The reporters use their deep knowledge of the insurance and benefits industry to catch corporate America in a big lie – that rising health care costs are forcing them to cancel retiree health benefits to remain competitive – and find that there's an incentive in accounting rules for companies to terminate plans even when/if costs are flat or declining.
News Services or Online Content Winners
Carol S. Remond of Dow Jones Newswires for “Exposing Small-Cap Fraud”
Remond’s analysis of the small-cap world exposed the shenanigans of three small companies that used unscrupulous means to pump up their stocks. The work led to the opening of SEC investigations and provided a clear warning for investors.
Television Deadline Winner
Chris Cuomo, Shelley Ross, Bob Lange, Thomas Berman and Jack Pyle of ABC News: Primetime for “Money for Nothing?”
The piece examined one California family’s experience with health care bills that went unpaid, and a small family business that found the health insurance plan they purchased from an out-of-state company reneged on paying actual medical bills. The story used this experience to detail an issue that has state-wide ramifications for California.
The table sponsors of the 2005 Loeb Awards are as follows:
Golden Circle Patrons
The Wall Street Journal
UCLA Anderson School of Management
Dow Jones Newswires
The New York Times
Loeb Associates Sponsors
The Associated Press
The Washington Post
A gift bag was given to all attendees at the Loeb Awards banquet with contributions from the following sponsors:
The New York Times
Princeton University Press
Time Warner Books
UCLA Anderson School of Management
The Loeb Awards included a career development seminar exclusively for the 2005 Loeb Awards finalists.
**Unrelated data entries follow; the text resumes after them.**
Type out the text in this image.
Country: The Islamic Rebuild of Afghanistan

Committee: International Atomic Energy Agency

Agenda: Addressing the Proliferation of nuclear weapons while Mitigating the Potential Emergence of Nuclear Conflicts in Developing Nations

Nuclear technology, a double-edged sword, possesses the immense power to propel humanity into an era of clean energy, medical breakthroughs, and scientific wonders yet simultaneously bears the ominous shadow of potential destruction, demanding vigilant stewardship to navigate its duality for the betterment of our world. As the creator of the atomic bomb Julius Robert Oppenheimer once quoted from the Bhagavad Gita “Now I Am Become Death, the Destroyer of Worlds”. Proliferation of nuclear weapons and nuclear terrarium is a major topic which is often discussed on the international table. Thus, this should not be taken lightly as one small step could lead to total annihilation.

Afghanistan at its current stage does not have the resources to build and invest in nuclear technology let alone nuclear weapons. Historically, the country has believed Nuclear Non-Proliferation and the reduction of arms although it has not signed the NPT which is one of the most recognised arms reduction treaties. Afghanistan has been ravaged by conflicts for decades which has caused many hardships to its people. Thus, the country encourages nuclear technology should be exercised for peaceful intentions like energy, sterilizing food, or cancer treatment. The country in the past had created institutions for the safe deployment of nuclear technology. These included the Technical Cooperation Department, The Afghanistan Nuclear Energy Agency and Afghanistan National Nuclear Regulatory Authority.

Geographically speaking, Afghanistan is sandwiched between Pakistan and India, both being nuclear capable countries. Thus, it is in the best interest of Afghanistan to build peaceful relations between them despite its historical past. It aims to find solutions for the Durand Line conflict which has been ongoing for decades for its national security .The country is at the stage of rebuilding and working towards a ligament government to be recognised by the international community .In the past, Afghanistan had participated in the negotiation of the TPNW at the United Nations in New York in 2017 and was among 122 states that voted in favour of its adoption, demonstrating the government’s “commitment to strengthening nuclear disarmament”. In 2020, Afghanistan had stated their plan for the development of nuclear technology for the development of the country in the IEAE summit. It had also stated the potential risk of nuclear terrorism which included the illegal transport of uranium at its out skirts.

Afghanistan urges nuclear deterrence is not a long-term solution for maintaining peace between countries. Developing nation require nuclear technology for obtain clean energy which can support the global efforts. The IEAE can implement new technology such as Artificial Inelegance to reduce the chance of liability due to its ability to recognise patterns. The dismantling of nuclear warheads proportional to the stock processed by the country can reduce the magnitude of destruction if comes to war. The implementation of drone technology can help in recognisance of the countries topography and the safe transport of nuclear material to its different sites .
The event was held on Sunday, June 26, 2005, and was hosted by CNBC. Featured presentation included: “The Ethics of Business Journalism” by Lifetime Achievement Award recipient Byron E. “Barney” Calame, public editor of The New York Times; “Managing Your Editor” by Minard Editor Award recipient Timothy K. Smith, assistant managing editor of Fortune and “The Strange World of Television Economics” by Steve Liesman, senior economics reporter for CNBC.
About the Loeb Awards
Established in 1957 by Gerald Loeb, a founding partner of E.F. Hutton, the Loeb Awards recognize journalists who have made significant contributions to the public’s understanding of business, finance and the economy. The judges select winners based on quality of reporting and writing, news and analytical value, originality and exclusivity, and in the broadcast categories only, production value and visual impact. UCLA Anderson School of Management has presented the awards since 1973.